30-50% of the world's CO2 is absorbed in the ocean, about the same also in plant life on land. Another serious danger of CO2, is that the ocean's acidity is increasing. Per LA Times articles, resurgence of ancient conditions, poisonous jellyfish, burning seaweeds, and toxic clouds from algae blooms are already being detected in many oceans. Important lakes, and rivers like the Hudson in New York, can be saved from pollution death by decades of effort, but what could be done for 140 million square miles of ocean if we let it get out of hand.

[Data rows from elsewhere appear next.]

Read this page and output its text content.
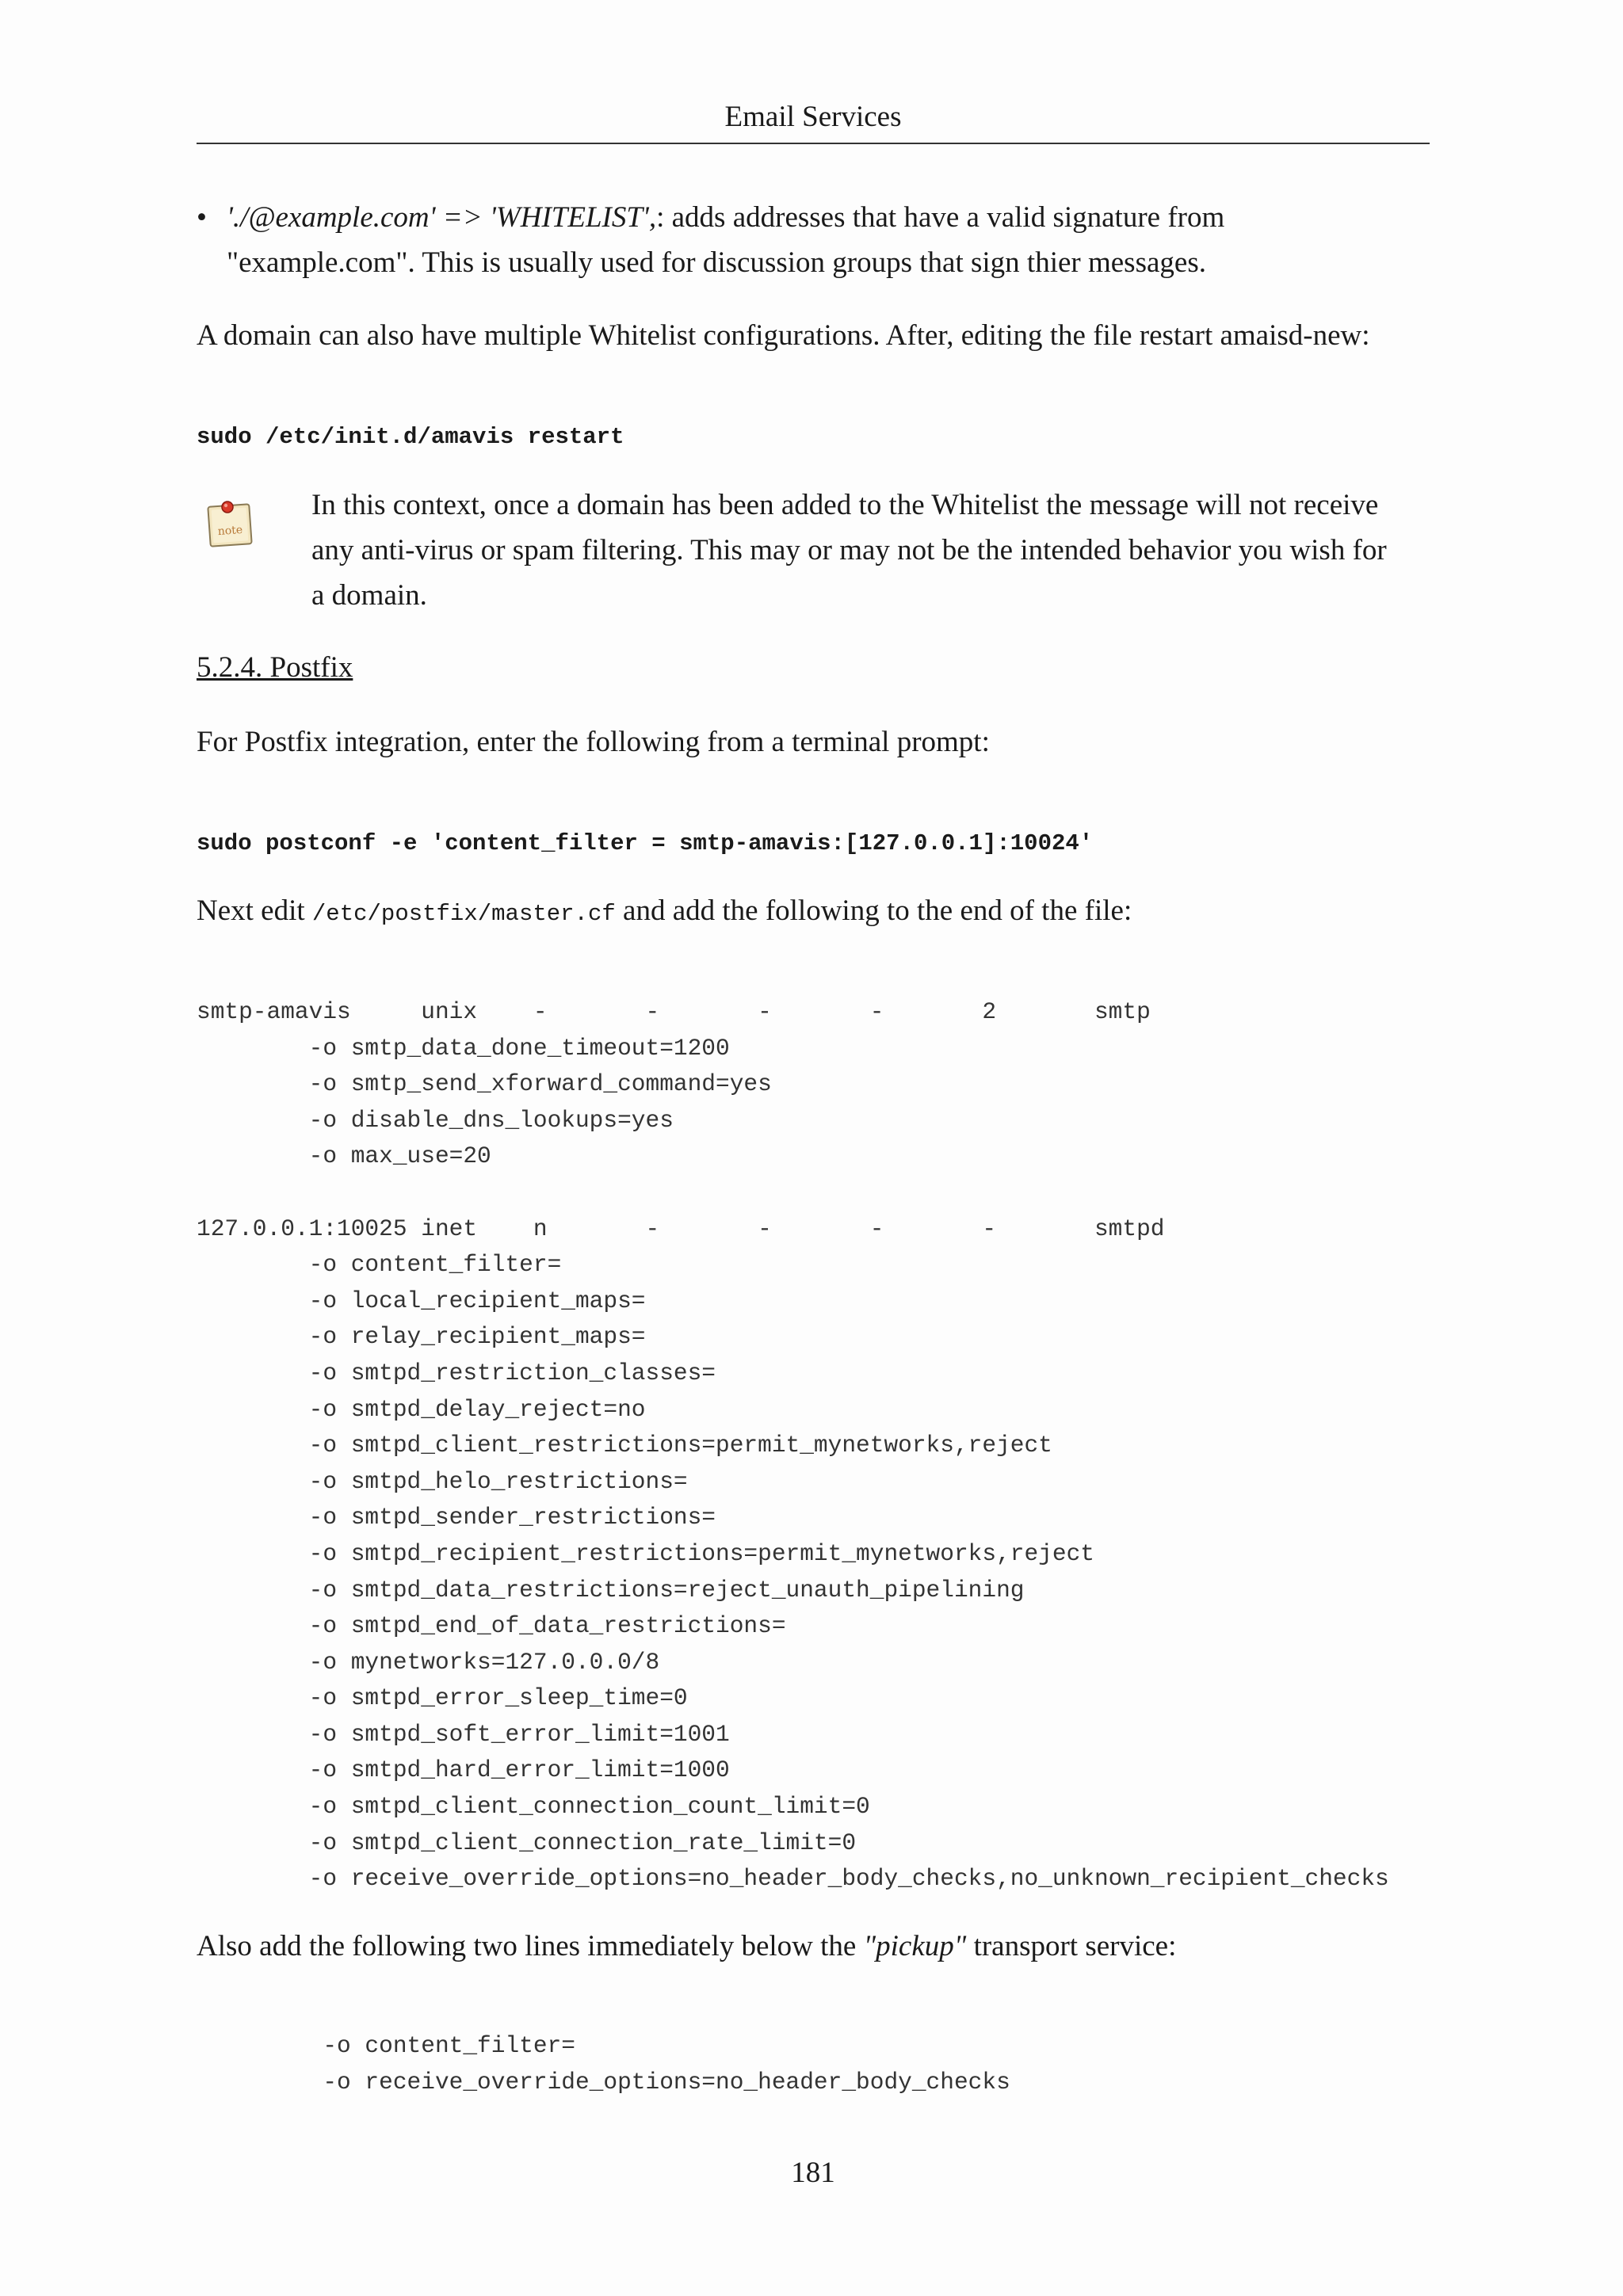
Email Services
• './@example.com' => 'WHITELIST',: adds addresses that have a valid signature from
"example.com". This is usually used for discussion groups that sign thier messages.
A domain can also have multiple Whitelist configurations. After, editing the file restart amaisd-new:
sudo /etc/init.d/amavis restart
note
In this context, once a domain has been added to the Whitelist the message will not receive
any anti-virus or spam filtering. This may or may not be the intended behavior you wish for
a domain.
5.2.4. Postfix
For Postfix integration, enter the following from a terminal prompt:
sudo postconf -e 'content_filter = smtp-amavis:[127.0.0.1]:10024'
Next edit /etc/postfix/master.cf and add the following to the end of the file:
smtp-amavis     unix    -       -       -       -       2       smtp
-o smtp_data_done_timeout=1200
-o smtp_send_xforward_command=yes
-o disable_dns_lookups=yes
-o max_use=20

127.0.0.1:10025 inet    n       -       -       -       -       smtpd
-o content_filter=
-o local_recipient_maps=
-o relay_recipient_maps=
-o smtpd_restriction_classes=
-o smtpd_delay_reject=no
-o smtpd_client_restrictions=permit_mynetworks,reject
-o smtpd_helo_restrictions=
-o smtpd_sender_restrictions=
-o smtpd_recipient_restrictions=permit_mynetworks,reject
-o smtpd_data_restrictions=reject_unauth_pipelining
-o smtpd_end_of_data_restrictions=
-o mynetworks=127.0.0.0/8
-o smtpd_error_sleep_time=0
-o smtpd_soft_error_limit=1001
-o smtpd_hard_error_limit=1000
-o smtpd_client_connection_count_limit=0
-o smtpd_client_connection_rate_limit=0
-o receive_override_options=no_header_body_checks,no_unknown_recipient_checks
Also add the following two lines immediately below the "pickup" transport service:
-o content_filter=
-o receive_override_options=no_header_body_checks
181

Luckily, efforts to fight deforestation (20-30% of CO2 emissions), are increasing. Per Project Earth show on the Discover channel, studies of large-scale forest reseeding from aircraft look practical. Also, discussions at Bali, for a treaty to replace Kyoto, seem headed toward financial incentives for indigenous people to save their forests. About time! Last year, the World Bank announced that they had G-8 support for a $250 million forest rescue fund, but they were not certain of investor response unless a new treaty covered the risks. (Even so, $250 million is not much money for the work that is so critical.) If most of this CO2, say 20% of the world's emissions, could be averted, it would be like 900, one-gig nukes, replacing 900, one-gig, coal-burning plants.

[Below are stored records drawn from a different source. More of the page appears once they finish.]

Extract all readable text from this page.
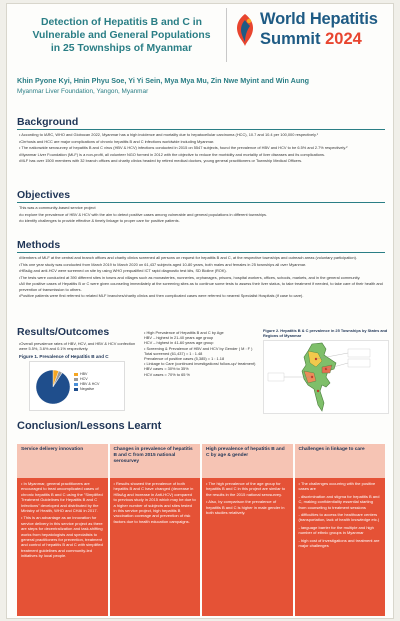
Detection of Hepatitis B and C in
Vulnerable and General Populations
in 25 Townships of Myanmar
World Hepatitis
Summit 2024
Khin Pyone Kyi, Hnin Phyu Soe, Yi Yi Sein, Mya Mya Mu, Zin Nwe Myint and Win Aung
Myanmar Liver Foundation, Yangon, Myanmar
Background

• According to IARC, WHO and Globocan 2022, Myanmar has a high incidence and mortality due to hepatocellular carcinoma (HCC), 10.7 and 10.4 per 100,000 respectively.¹

•Cirrhosis and HCC are major complications of chronic hepatitis B and C infections worldwide including Myanmar.

• The nationwide serosurvey of hepatitis B and C virus (HBV & HCV) infections conducted in 2015 on 5547 subjects, found the prevalence of HBV and HCV to be 6.5% and 2.7% respectively.²

•Myanmar Liver Foundation (MLF) is a non-profit, all volunteer NGO formed in 2012 with the objective to reduce the morbidity and mortality of liver diseases and its complications.

•MLF has over 1500 members with 32 branch offices and charity clinics headed by retired medical doctors, young general practitioners or Township Medical Officers.

Objectives

This was a community-based service project

•to explore the prevalence of HBV & HCV with the aim to detect positive cases among vulnerable and general populations in different townships.

•to identify challenges to provide effective & timely linkage to proper care for positive patients.

Methods

•Members of MLF at the central and branch offices and charity clinics screened all persons on request for hepatitis B and C, at the respective townships and outreach areas (voluntary participation).

•This one year study was conducted from March 2019 to March 2020 on 61,437 subjects aged 10-80 years, both males and females in 25 townships all over Myanmar.

•HBsAg and anti-HCV were screened on site by using WHO prequalified ICT rapid diagnostic test kits, SD Bioline (ROK).

•The tests were conducted at 390 different sites in towns and villages such as monasteries, nunneries, orphanages, prisons, hospital workers, offices, schools, markets, and in the general community.

•All the positive cases of Hepatitis B or C were given counseling immediately at the screening sites as to continue some tests to assess their liver status, to take treatment if needed, to take care of their health and prevention of transmission to others.

•Positive patients were first referred to related MLF branches/charity clinics and then complicated cases were referred to nearest Specialist Hospitals (if case to care).

Results/Outcomes
•Overall prevalence rates of HBV, HCV, and HBV & HCV confection were 5.5%, 3.6% and 0.1% respectively.
Figure 1. Prevalence of Hepatitis B and C
HBV
HCV
HBV & HCV
Negative
• High Prevalence of Hepatitis B and C by Age
HBV – highest in 21-40 years age group
HCV – highest in 41-60 years age group
• Screening & Prevalence of HBV and HCV by Gender ( M : F )
Total screened (61,437) = 1 : 1.48
Prevalence of positive cases (5,385) = 1 : 1.18
• Linkage to Care (continued investigations/ follow-up/ treatment)
HBV cases = 30% to 35%
HCV cases = 70% to 65 %
Figure 2. Hepatitis B & C prevalence in 25 Townships by States and Regions of Myanmar
Conclusion/Lessons Learnt
Service delivery innovation

• In Myanmar, general practitioners are encouraged to treat uncomplicated cases of chronic hepatitis B and C using the "Simplified Treatment Guidelines for Hepatitis B and C Infections" developed and distributed by the Ministry of Health, WHO and CHAI in 2017.

• This is an advantage as an innovation for service delivery in this service project as there are steps for decentralization and task-shifting works from hepatologists and specialists to general practitioners for prevention, treatment and control of hepatitis B and C with simplified treatment guidelines and community-led initiatives by local people.

Changes in prevalence of hepatitis B and C from 2015 national serosurvey

• Results showed the prevalence of both hepatitis B and C have changed (decrease in HBsAg and increase in Anti-HCV) compared to previous study in 2015 which may be due to a higher number of subjects and sites tested in this service project, high hepatitis B vaccination coverage and prevention of risk factors due to health education campaigns.

High prevalence of hepatitis B and C by age & gender

• The high prevalence of the age group for hepatitis B and C in this project are similar to the results in the 2015 national serosurvey.

• Also, by comparison the prevalence of hepatitis B and C is higher in male gender in both studies relatively.

Challenges in linkage to care

• The challenges occurring with the positive cases are

- discrimination and stigma for hepatitis B and C, making confidentiality essential starting from counseling to treatment sessions

- difficulties to access the healthcare centers (transportation, lack of health knowledge etc.)

- language barrier for the multiple and high number of ethnic groups in Myanmar

- high cost of investigations and treatment are major challenges
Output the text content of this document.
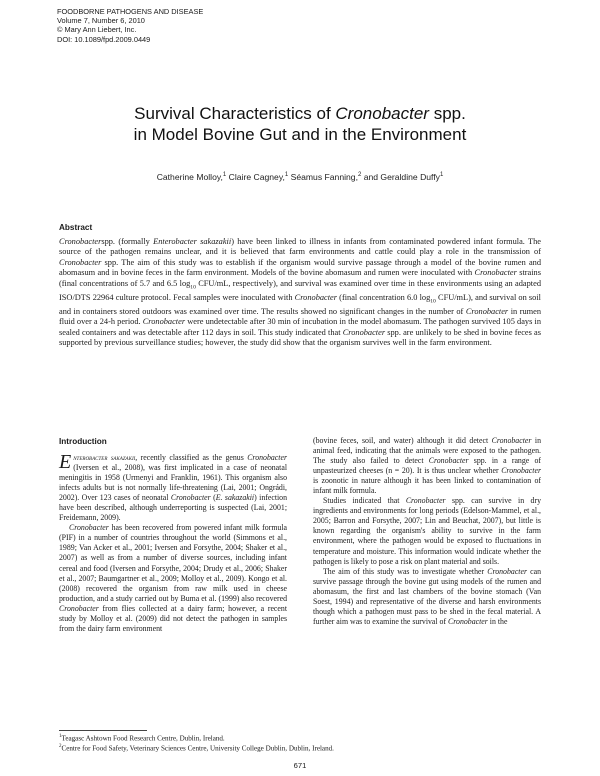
FOODBORNE PATHOGENS AND DISEASE
Volume 7, Number 6, 2010
© Mary Ann Liebert, Inc.
DOI: 10.1089/fpd.2009.0449
Survival Characteristics of Cronobacter spp.
in Model Bovine Gut and in the Environment
Catherine Molloy,$^1$ Claire Cagney,$^1$ Séamus Fanning,$^2$ and Geraldine Duffy$^1$
Abstract

Cronobacterspp. (formally Enterobacter sakazakii) have been linked to illness in infants from contaminated powdered infant formula. The source of the pathogen remains unclear, and it is believed that farm environments and cattle could play a role in the transmission of Cronobacter spp. The aim of this study was to establish if the organism would survive passage through a model of the bovine rumen and abomasum and in bovine feces in the farm environment. Models of the bovine abomasum and rumen were inoculated with Cronobacter strains (final concentrations of 5.7 and 6.5 $\log_{10} CFU/mL$, respectively), and survival was examined over time in these environments using an adapted ISO/DTS 22964 culture protocol. Fecal samples were inoculated with Cronobacter (final concentration 6.0 $\log_{10} CFU/mL$), and survival on soil and in containers stored outdoors was examined over time. The results showed no significant changes in the number of Cronobacter in rumen fluid over a 24-h period. Cronobacter were undetectable after 30 min of incubation in the model abomasum. The pathogen survived 105 days in sealed containers and was detectable after 112 days in soil. This study indicated that Cronobacter spp. are unlikely to be shed in bovine feces as supported by previous surveillance studies; however, the study did show that the organism survives well in the farm environment.

Introduction

Enterobacter sakazakii, recently classified as the genus Cronobacter (Iversen et al., 2008), was first implicated in a case of neonatal meningitis in 1958 (Urmenyi and Franklin, 1961). This organism also infects adults but is not normally life-threatening (Lai, 2001; Ongrádi, 2002). Over 123 cases of neonatal Cronobacter (E. sakazakii) infection have been described, although underreporting is suspected (Lai, 2001; Freidemann, 2009).

Cronobacter has been recovered from powered infant milk formula (PIF) in a number of countries throughout the world (Simmons et al., 1989; Van Acker et al., 2001; Iversen and Forsythe, 2004; Shaker et al., 2007) as well as from a number of diverse sources, including infant cereal and food (Iversen and Forsythe, 2004; Drudy et al., 2006; Shaker et al., 2007; Baumgartner et al., 2009; Molloy et al., 2009). Kongo et al. (2008) recovered the organism from raw milk used in cheese production, and a study carried out by Buma et al. (1999) also recovered Cronobacter from flies collected at a dairy farm; however, a recent study by Molloy et al. (2009) did not detect the pathogen in samples from the dairy farm environment

(bovine feces, soil, and water) although it did detect Cronobacter in animal feed, indicating that the animals were exposed to the pathogen. The study also failed to detect Cronobacter spp. in a range of unpasteurized cheeses (n = 20). It is thus unclear whether Cronobacter is zoonotic in nature although it has been linked to contamination of infant milk formula.

Studies indicated that Cronobacter spp. can survive in dry ingredients and environments for long periods (Edelson-Mammel, et al., 2005; Barron and Forsythe, 2007; Lin and Beuchat, 2007), but little is known regarding the organism's ability to survive in the farm environment, where the pathogen would be exposed to fluctuations in temperature and moisture. This information would indicate whether the pathogen is likely to pose a risk on plant material and soils.

The aim of this study was to investigate whether Cronobacter can survive passage through the bovine gut using models of the rumen and abomasum, the first and last chambers of the bovine stomach (Van Soest, 1994) and representative of the diverse and harsh environments though which a pathogen must pass to be shed in the fecal material. A further aim was to examine the survival of Cronobacter in the

$^1$Teagasc Ashtown Food Research Centre, Dublin, Ireland.
$^2$Centre for Food Safety, Veterinary Sciences Centre, University College Dublin, Dublin, Ireland.
671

PS: Sol is at the low-point in its 11-year sunspot cycle. Sunspots should not be frequent, but last month, August 2008, was the first, full-month in a century, which has passed without a single visible sunspot (Solar and Heliospheric Observatory, SOHO, satellite).
Some experts think this may presage a cooler sun and cooler weather for Earth, but no one knows for certain.


Anonymous said...

You mus t be a hack for the nuclear companies. Nukes won't save any water - it uses it! Nukes can't drive your car. Nukes can't be put at desalination plants due to rising oceans. Uranium is toxic and not plentiful. It will take 15 yrs to complete a new nuke plant. Why not advocate for renewables? Please change you post to wind, solar or geothermal - NUKES ARE NOT THE ANSWER. Would you rather take your grand kids to a nuke plant or a wind farm?

shawrich said...

I have no nuclear connection; except a few stocks in the past(would again if I could). You like wind (OK, if you build millions of huge towers, not just a few tens of thousands here and there), and solar ( conc, solar OK, but hundreds of millions of jury-rigged rooftops, will be little value to homeowners, but great for scams),
In google, you can find that 5400 wind turbines in Altamount Pass, CA, give 40 to 400kw each, and total only 580 megawatts (58% of rating for one, one-gig nuke). If pass is windy enough to deliver 33% of time (not typical 25%), they give 33% of 58%, or 19% of the 8000 billion kwh/year of one, one-gig nuke.

shawrich said...

In comment by shawrich, "19% of the 8000 billion kwh..." should say "19% of the 8000 million kwh...". This typo does not change the sense of the statement. Looked at another way; one, one-gig nuke provides same energy as 27,000 wind turbines that have the equivalent mix of turbine sizes as the Altamount array. In my blog, I prefer to compare one, one-gig nuke with 1400, two-meg (2000 kw) turbines. There are probably no turbines of this large size, in operation in America as yet.